As the bell rings, the first day of school begins and children file into classrooms across Venezuela. The government provides a free public education for each child, but their families are responsible for providing textbooks, uniforms, backpacks, and other supplies.
For many, that’s not possible.
First grader Arturo Torres is ready with last year’s backpack and secondhand textbooks. A neighbor made his uniform, but he’s staying home from school this week because he still needs pencils, notebooks, and school shoes.
“Our priority is food,” Arturo’s mother Norimar said. “The money we obtain from our work is to buy food, and not other expenses like school supplies. We don’t have the money to buy most of them.”
Norimar and her husband Leandro said they’ve been saving up for over a year, and they hope to send Arturo to class next week wearing a new pair of shoes.

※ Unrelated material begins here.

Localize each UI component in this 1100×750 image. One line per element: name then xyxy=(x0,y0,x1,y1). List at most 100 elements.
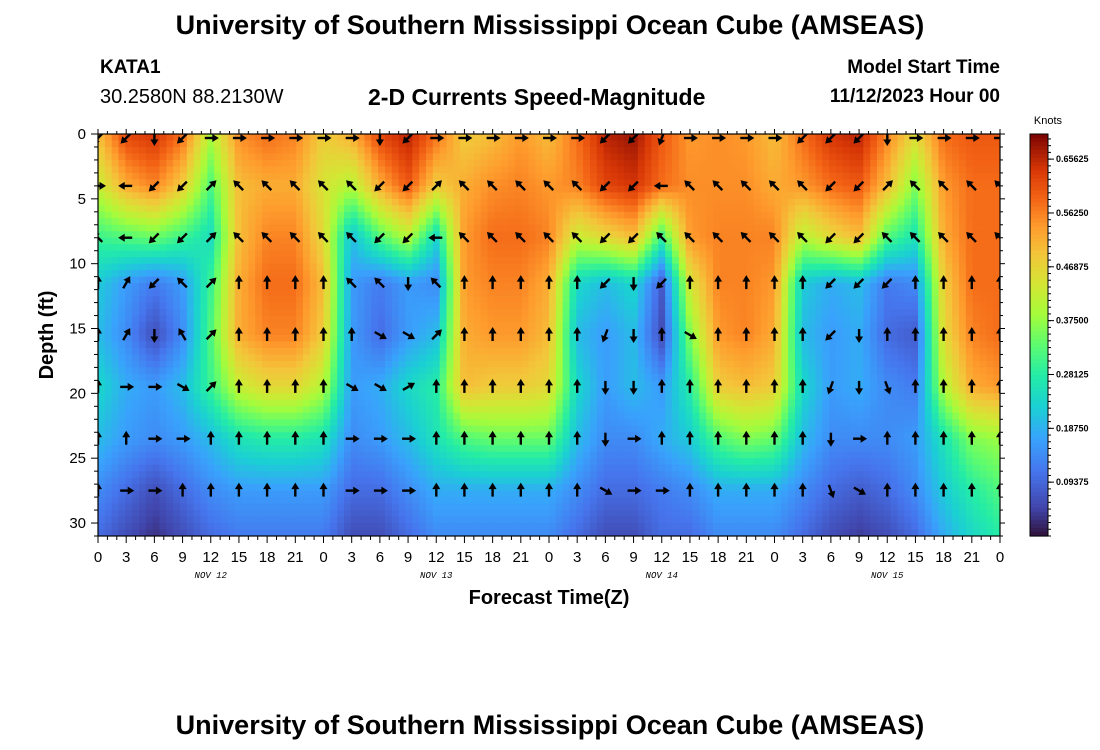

The stark choice between books and bread means many Venezuelan parents keep their children home from school so they can help find food or work to boost the family’s income.
The president of Caracas-based organization CECODAP estimates nearly 200,000 children missed the first week of class, and many are not enrolled at all.
“In Venezuela, there are more than one million students who are out of the school system, and there is a growing tendency to migrate from school to the streets due to social issues, food shortages and violence in schools,” said CECODAP President Oscar Misle.
Venezuela’s president, however, said he’s proud of the country’s education system.
“4,700,000 children and young people are enrolled in school for the new year,” President Nicolas Maduro said. “Unlike many countries in Latin America, we have guaranteed an investment in public education.”
The government has provided millions of uniforms, backpacks, and other supplies for students from indigenous rural communities with high levels of poverty. And children at thousands of schools will be able to take advantage of snack programs, making sure they have at least one meal a day. But many say that’s not enough.